The scope of appellate review of a trial court's decision in a commitment proceeding is extremely narrow. In re Civil Commitment of V.A., 357 N.J. Super. 55, 63, (App. Div.), certif. denied, 177 N.J. 490 (2003). The trial judge's "determination should be accorded 'utmost deference' and modified only where the record reveals a clear abuse of discretion." In re Commitment of J.P., 339 N.J. Super. 443, 459 (App. Div. 2001) (quoting State v. Fields, 77 N.J. 282, 311 (1978)). On appeal, "[t]he appropriate inquiry is to canvas the . . . expert testimony in the record and determine whether the lower court's findings were clearly erroneous." In re D.C., 146 N.J. 31, 58-59 (1996).

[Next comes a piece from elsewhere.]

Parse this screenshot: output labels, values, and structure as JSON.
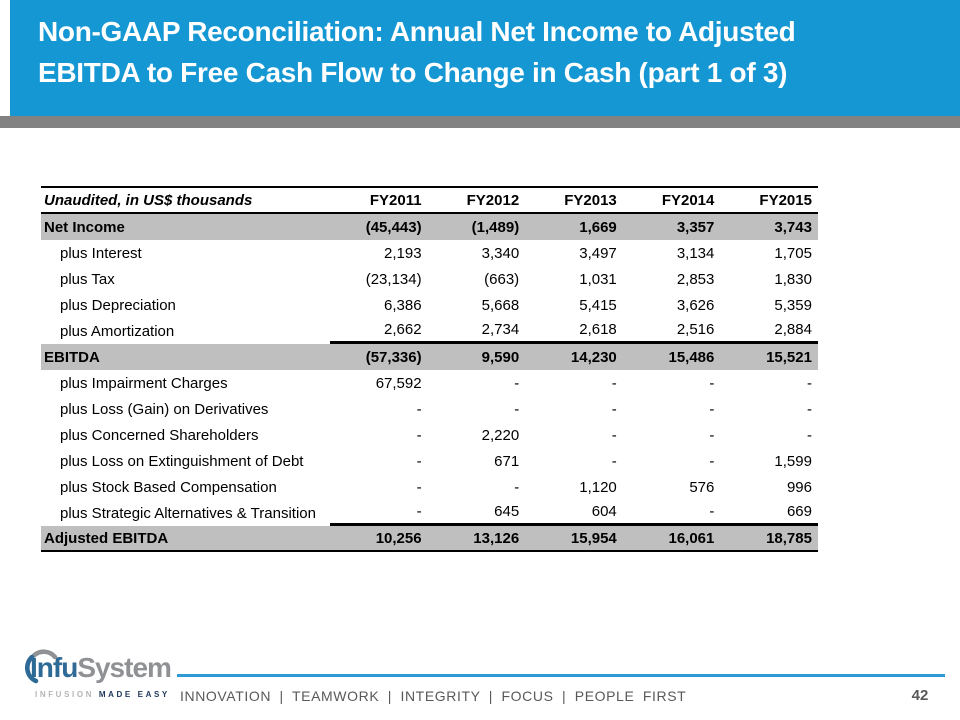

Although J.S.W. focuses upon DeCrisce's equivocal opinion regarding a diagnosis of paraphilia N.O.S., the record amply supports Judge Freedman's findings that J.S.W. currently suffers from a mental abnormality or personality disorder, and presently has serious difficulty controlling harmful sexually violent behavior such that it is highly likely he will re-offend if not committed to the STU. In re Commitment of W.Z., supra, 173 N.J. at 132-33. In particular, DeCrisce's testimony regarding J.S.W.'s anti-social personality disorder, supported by the testing data that suggested a high risk of re-offense, was unequivocal.

We note, as the State urged at oral argument before us, the prior diagnoses of paraphilia N.O.S. replete in the treatment records and prior evaluation. We also note the same diagnosis reached by Stanzione and confirmed in the TPRC's most recent report. However, like Judge Freedman, we need not place reliance upon that evidence to support the current finding that the State's burden of proof has been met. In large part, DeCrisce explained that the reason for his "rule-out" diagnosis was an inability to assess fully that condition because of J.S.W.'s own refusal to actively participate in his therapy over the past one and one-half to two years.

The TPRC conclusions reflect a situation in which J.S.W. has barely adequately participated in his Phase Three treatment, often recognizing and commenting upon the disclosures of others in the group, but refusing to reflect upon his own offending history. In fact, the record fully supports the conclusion that J.S.W. has failed to accept responsibility for his predicate offense, much less his other criminal activity, instead seeking to place blame upon others or explaining those situations as the results of misunderstandings. Judge Freedman took note that J.S.W.'s explanation for these multiple events was that "a lot of people make false accusations about [him]," thus supporting the doctor's opinion of "a pattern of denying responsibility for anything . . . ." In short, the conclusion reached that J.S.W. has not progressed in treatment, but has barely sustained his involvement, is well-founded upon the record.

For all the foregoing reasons, we conclude that the State has sufficiently demonstrated by clear and convincing evidence the standards necessary for the continued commitment of J.S.W. at the STU.